The massive hangover he’d woken with this morning had held all goddamn day. He was sore and exhausted and fucked in the head, if nowhere else.

As the Bulls and the Horde entered the truck stop’s restaurant, almost twenty men in colors, the whole place went quiet. Everybody in the room had turned to gawk. Normally Eight loved that shit, and especially loved intimidating Mom and Pop Traveler when they gave him a look like he might eat one of their kids. This afternoon, however, with his head and body all out of whack, he just snarled a little and walked by.

Three cute little chicks and one old battleax were their waitresses, scurrying about getting tables pushed together to accommodate their party. Show caught his eye and nodded toward the front of the restaurant, where a line was forming at the register. They were scaring off the moms and pops.

It was hardly the first time he’d walked into a restaurant with his brothers and provoked a mass exodus of the buttoned-up crowd, but this afternoon, Eight was irritated. They just wanted to get some fucking food and fill their tanks. They weren’t Vikings, landing on a beach to storm the churches, gut the men, and rape the women.

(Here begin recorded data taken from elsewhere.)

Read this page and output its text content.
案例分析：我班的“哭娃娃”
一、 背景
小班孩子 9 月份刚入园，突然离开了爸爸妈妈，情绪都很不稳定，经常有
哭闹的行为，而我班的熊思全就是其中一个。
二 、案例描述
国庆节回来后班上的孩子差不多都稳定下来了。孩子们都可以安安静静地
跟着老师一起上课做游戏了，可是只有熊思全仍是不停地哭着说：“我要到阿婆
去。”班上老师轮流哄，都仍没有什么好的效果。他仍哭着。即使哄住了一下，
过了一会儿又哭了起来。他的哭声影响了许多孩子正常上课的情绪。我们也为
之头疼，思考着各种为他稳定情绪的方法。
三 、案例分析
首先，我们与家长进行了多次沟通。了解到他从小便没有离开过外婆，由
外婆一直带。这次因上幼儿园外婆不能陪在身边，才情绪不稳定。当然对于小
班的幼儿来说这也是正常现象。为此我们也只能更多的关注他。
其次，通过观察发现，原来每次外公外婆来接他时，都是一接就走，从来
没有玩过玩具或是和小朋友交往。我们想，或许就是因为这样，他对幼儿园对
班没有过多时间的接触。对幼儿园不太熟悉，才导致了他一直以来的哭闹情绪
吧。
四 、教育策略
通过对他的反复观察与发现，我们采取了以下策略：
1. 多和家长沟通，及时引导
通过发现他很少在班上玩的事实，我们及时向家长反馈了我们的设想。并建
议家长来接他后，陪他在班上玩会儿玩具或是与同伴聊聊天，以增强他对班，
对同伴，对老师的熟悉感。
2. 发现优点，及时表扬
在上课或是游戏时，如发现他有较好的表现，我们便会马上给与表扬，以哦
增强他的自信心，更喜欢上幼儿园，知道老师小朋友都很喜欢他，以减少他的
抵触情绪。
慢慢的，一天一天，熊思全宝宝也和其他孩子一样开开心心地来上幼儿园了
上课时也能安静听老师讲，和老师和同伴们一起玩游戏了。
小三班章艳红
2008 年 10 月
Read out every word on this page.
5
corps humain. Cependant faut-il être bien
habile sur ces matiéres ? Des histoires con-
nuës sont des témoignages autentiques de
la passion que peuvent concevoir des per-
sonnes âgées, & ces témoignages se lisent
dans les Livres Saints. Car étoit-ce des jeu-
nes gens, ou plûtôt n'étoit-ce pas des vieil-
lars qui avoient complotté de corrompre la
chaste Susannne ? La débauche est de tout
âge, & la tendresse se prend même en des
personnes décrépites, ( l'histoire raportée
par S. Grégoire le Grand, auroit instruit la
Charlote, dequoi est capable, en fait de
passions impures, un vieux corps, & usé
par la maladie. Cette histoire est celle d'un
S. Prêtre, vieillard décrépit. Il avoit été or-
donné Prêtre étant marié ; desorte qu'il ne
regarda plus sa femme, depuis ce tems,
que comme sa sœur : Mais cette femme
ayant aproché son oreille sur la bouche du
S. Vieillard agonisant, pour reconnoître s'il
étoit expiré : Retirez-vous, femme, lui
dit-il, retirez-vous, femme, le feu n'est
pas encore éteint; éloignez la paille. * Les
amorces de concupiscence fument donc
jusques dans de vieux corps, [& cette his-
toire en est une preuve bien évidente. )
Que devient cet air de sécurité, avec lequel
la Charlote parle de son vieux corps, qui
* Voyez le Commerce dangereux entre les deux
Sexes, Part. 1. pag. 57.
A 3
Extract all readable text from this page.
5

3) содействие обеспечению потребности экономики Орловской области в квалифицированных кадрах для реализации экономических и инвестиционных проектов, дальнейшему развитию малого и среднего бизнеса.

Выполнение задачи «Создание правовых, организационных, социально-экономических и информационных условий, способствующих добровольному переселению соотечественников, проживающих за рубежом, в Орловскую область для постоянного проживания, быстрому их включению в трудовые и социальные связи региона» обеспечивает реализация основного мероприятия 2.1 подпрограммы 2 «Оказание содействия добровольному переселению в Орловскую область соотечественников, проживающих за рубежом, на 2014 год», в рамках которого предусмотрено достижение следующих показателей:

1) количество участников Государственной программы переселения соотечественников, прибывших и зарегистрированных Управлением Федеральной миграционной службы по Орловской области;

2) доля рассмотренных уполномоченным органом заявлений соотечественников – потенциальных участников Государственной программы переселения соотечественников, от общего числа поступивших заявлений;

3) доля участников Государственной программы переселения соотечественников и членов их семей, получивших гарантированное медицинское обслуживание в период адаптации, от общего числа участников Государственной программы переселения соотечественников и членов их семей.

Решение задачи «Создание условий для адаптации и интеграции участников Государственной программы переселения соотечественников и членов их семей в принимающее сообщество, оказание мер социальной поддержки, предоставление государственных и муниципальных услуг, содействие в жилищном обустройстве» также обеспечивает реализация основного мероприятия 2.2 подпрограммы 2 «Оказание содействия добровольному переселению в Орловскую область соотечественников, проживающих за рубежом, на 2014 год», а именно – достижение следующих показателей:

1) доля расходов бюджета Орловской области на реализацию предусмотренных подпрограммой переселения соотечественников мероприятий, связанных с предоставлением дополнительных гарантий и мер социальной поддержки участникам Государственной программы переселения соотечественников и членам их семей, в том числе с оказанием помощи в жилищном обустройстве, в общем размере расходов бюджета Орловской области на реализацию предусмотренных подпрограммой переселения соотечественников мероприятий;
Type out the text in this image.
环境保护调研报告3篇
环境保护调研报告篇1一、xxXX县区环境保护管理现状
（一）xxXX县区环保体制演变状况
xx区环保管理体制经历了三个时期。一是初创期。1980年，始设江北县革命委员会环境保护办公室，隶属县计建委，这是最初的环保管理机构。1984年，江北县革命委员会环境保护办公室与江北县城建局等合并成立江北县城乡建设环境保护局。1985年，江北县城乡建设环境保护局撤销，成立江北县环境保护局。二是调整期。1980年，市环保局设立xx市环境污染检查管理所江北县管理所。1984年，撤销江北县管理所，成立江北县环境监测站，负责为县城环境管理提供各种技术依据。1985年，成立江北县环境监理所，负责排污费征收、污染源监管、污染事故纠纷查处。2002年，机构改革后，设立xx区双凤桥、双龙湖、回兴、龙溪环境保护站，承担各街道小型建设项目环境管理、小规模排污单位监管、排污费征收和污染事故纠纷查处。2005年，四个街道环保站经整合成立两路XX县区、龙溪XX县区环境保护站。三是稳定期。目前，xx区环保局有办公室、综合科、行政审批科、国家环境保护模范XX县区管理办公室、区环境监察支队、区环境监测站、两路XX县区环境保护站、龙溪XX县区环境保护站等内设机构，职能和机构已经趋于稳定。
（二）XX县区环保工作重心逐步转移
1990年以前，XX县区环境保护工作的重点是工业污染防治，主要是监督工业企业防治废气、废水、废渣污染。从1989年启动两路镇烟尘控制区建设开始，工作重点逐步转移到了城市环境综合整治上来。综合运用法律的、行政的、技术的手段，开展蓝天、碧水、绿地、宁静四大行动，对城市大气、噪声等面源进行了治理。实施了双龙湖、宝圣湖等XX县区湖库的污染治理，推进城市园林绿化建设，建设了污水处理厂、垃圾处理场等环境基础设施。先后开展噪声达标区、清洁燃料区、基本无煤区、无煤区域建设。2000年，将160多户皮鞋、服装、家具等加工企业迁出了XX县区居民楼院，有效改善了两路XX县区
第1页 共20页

As the analogy occurred to him, Eight chuckled, which felt pretty good, lightening up his load of mental bullshit a little. The Horde had a whole set of Viking-style traditions. He thought they were pretty stupid, personally, but hey, maybe they’d do some pillaging while they were here.

Probably not. The Horde were riding straight now. They were probably more likely to help those moms across the street.

The waitresses were still taking their orders when Dex and Tommy, the two SAAs at the table, both called out, their voices low but sharp, “Prez” and “Boss,” respectively.